Personal information
- Native name: יואל סלע
- Nationality: Israel
- Born: June 10, 1951 (age 75) Hadera, Israel
- Height: 5 ft 7 in (170 cm)
- Weight: 168 lb (76 kg)

Sailing career
- Sport: Sailing
- Class: Mixed Two Person Heavyweight Dinghy

= Yoel Sela =

Israeli sailor

Yoel Sela (יואל סלע; born June 10, 1951) is an Israeli Olympic competitive sailor. He was born in Hadera, Israel, and is Jewish.

==Sailing career==
When Sela competed in the Olympics he was 5 ft 7 in tall, and weighed 168 lb.

Sela competed for Israel at the 1976 Summer Olympics with Yehuda Maayan, at the age of 25, in Montréal, Canada, in Sailing – Mixed Two Person Heavyweight Dinghy, and came in 17th. He competed for Israel at the 1984 Summer Olympics with Eldad Amir, at the age of 33, in Los Angeles, California, in Sailing – Mixed Two Person Heavyweight Dinghy, and came in 8th.

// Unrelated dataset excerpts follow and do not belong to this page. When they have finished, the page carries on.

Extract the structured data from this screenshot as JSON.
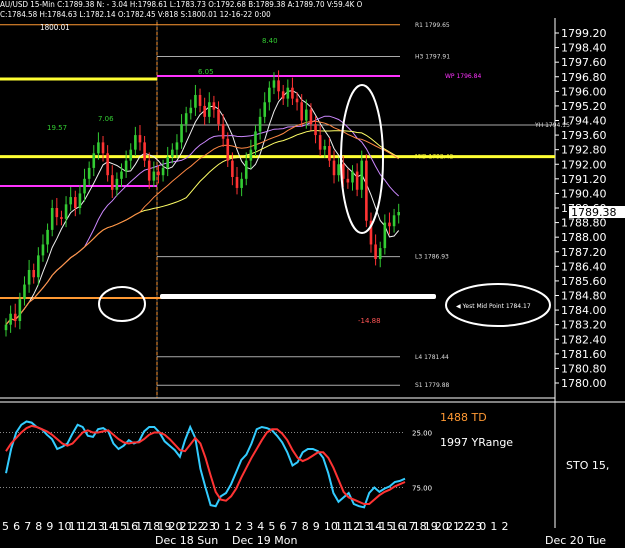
{
  "header": {
    "line1": "AU/USD 15-Min C:1789.38 N: - 3.04 H:1798.61 L:1783.73 O:1792.68 B:1789.38 A:1789.70 V:59.4K O",
    "line2": "C:1784.58 H:1784.63 L:1782.14 O:1782.45 V:818 S:1800.01 12-16-22 0:00",
    "mark": "1800.01"
  },
  "colors": {
    "background": "#000000",
    "up_candle": "#33cc33",
    "down_candle": "#ff3333",
    "pivot_upper": "#cc66ff",
    "pivot_lower": "#ffffff",
    "yellow": "#ffff33",
    "orange": "#ff9933",
    "magenta": "#ff33ff",
    "stoch_k": "#33ccff",
    "stoch_d": "#ff3333"
  },
  "chart_data": [
    {
      "type": "candlestick",
      "title": "AU/USD 15-Min",
      "current_price": "1789.38",
      "ylim": [
        1779.0,
        1800.2
      ],
      "y_ticks": [
        "1799.20",
        "1798.40",
        "1797.60",
        "1796.80",
        "1796.00",
        "1795.20",
        "1794.40",
        "1793.60",
        "1792.80",
        "1792.00",
        "1791.20",
        "1790.40",
        "1789.60",
        "1788.80",
        "1788.00",
        "1787.20",
        "1786.40",
        "1785.60",
        "1784.80",
        "1784.00",
        "1783.20",
        "1782.40",
        "1781.60",
        "1780.80",
        "1780.00"
      ],
      "levels": [
        {
          "label": "R1 1799.65",
          "value": 1799.65
        },
        {
          "label": "H3 1797.91",
          "value": 1797.91
        },
        {
          "label": "WP 1796.84",
          "value": 1796.84
        },
        {
          "label": "YH 1794.15",
          "value": 1794.15
        },
        {
          "label": "MID 1792.42",
          "value": 1792.42
        },
        {
          "label": "L3 1786.93",
          "value": 1786.93
        },
        {
          "label": "L4 1781.44",
          "value": 1781.44
        },
        {
          "label": "S1 1779.88",
          "value": 1779.88
        }
      ],
      "yest_mid_point": {
        "label": "Yest Mid Point 1784.17",
        "value": 1784.17
      },
      "annotations": [
        "19.57",
        "7.06",
        "6.05",
        "8.40",
        "-14.88"
      ],
      "x_labels": [
        "5",
        "6",
        "7",
        "8",
        "9",
        "10",
        "11",
        "12",
        "13",
        "14",
        "15",
        "16",
        "17",
        "18",
        "19",
        "20",
        "21",
        "22",
        "23",
        "0",
        "1",
        "2",
        "3",
        "4",
        "5",
        "6",
        "7",
        "8",
        "9",
        "10",
        "11",
        "12",
        "13",
        "14",
        "15",
        "16",
        "17",
        "18",
        "19",
        "20",
        "21",
        "22",
        "23",
        "0",
        "1",
        "2"
      ],
      "day_labels": [
        "Dec 18 Sun",
        "Dec 19 Mon",
        "Dec 20 Tue"
      ],
      "series": [
        {
          "name": "close",
          "values": [
            1783.2,
            1783.8,
            1783.4,
            1784.6,
            1785.4,
            1786.2,
            1785.8,
            1787.0,
            1787.6,
            1788.4,
            1789.6,
            1789.1,
            1789.0,
            1789.8,
            1790.2,
            1789.6,
            1790.4,
            1791.2,
            1791.8,
            1792.6,
            1793.2,
            1792.6,
            1791.4,
            1790.6,
            1791.2,
            1791.6,
            1792.2,
            1792.8,
            1793.6,
            1793.2,
            1792.2,
            1791.1,
            1791.6,
            1791.4,
            1791.8,
            1792.4,
            1792.8,
            1793.2,
            1794.2,
            1794.8,
            1795.1,
            1795.8,
            1795.2,
            1794.6,
            1795.4,
            1795.0,
            1794.2,
            1793.4,
            1792.2,
            1791.3,
            1790.7,
            1791.2,
            1792.2,
            1792.8,
            1793.8,
            1794.6,
            1795.4,
            1796.2,
            1796.6,
            1796.0,
            1795.6,
            1796.2,
            1795.6,
            1795.4,
            1794.4,
            1795.0,
            1794.2,
            1793.6,
            1792.8,
            1793.0,
            1792.2,
            1791.4,
            1792.0,
            1791.2,
            1791.0,
            1791.6,
            1790.6,
            1792.2,
            1788.9,
            1787.6,
            1786.8,
            1787.4,
            1788.8,
            1788.6,
            1789.2,
            1789.38
          ]
        }
      ]
    },
    {
      "type": "line",
      "title": "STO",
      "label_sto": "STO 15,",
      "label_td": "1488 TD",
      "label_yrange": "1997 YRange",
      "y_ticks": [
        "25.00",
        "75.00"
      ],
      "series": [
        {
          "name": "%K",
          "values": [
            62,
            40,
            25,
            18,
            15,
            16,
            20,
            22,
            27,
            31,
            40,
            38,
            35,
            26,
            18,
            20,
            28,
            29,
            22,
            21,
            24,
            35,
            40,
            37,
            32,
            35,
            33,
            24,
            20,
            20,
            25,
            33,
            37,
            41,
            47,
            32,
            20,
            30,
            58,
            75,
            91,
            92,
            83,
            80,
            72,
            61,
            50,
            45,
            35,
            22,
            20,
            21,
            23,
            28,
            34,
            43,
            55,
            52,
            43,
            40,
            40,
            42,
            48,
            62,
            80,
            88,
            84,
            80,
            90,
            92,
            93,
            80,
            75,
            79,
            76,
            74,
            70,
            69,
            67
          ]
        },
        {
          "name": "%D",
          "values": [
            42,
            35,
            30,
            25,
            21,
            19,
            20,
            22,
            24,
            27,
            31,
            35,
            37,
            35,
            30,
            25,
            23,
            25,
            25,
            24,
            23,
            27,
            31,
            34,
            35,
            34,
            34,
            31,
            27,
            25,
            25,
            27,
            31,
            36,
            41,
            42,
            36,
            30,
            35,
            48,
            64,
            79,
            86,
            87,
            83,
            76,
            66,
            57,
            48,
            40,
            32,
            25,
            22,
            22,
            26,
            32,
            41,
            48,
            51,
            49,
            46,
            43,
            43,
            48,
            57,
            68,
            79,
            84,
            86,
            88,
            90,
            90,
            86,
            82,
            79,
            77,
            74,
            72,
            70
          ]
        }
      ]
    }
  ]
}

Sela competed for Israel at the 1988 Summer Olympics with Eldad Amir, at the age of 37, in Seoul, Korea, in Sailing – Mixed Two Person Heavyweight Dinghy, and came in 4th. They came very close to winning the first Olympic medal in Israeli history, missing one by 11.30 points. Their second race fell on Yom Kippur, and Israeli officials forbade them from competing that day, so they had missed that race. Had they been able to compete in the second race, they would have certainly medaled.

In 1990, Sela and Amir came in 5th in the World Championships. In 1991, they won the Italian Open and came in second in the France Open.

Sela competed for Israel at the 1992 Summer Olympics with Eldad Amir, at the age of 41, in Barcelona, Spain, in Sailing – Mixed Two Person Heavyweight Dinghy, and came in 20th.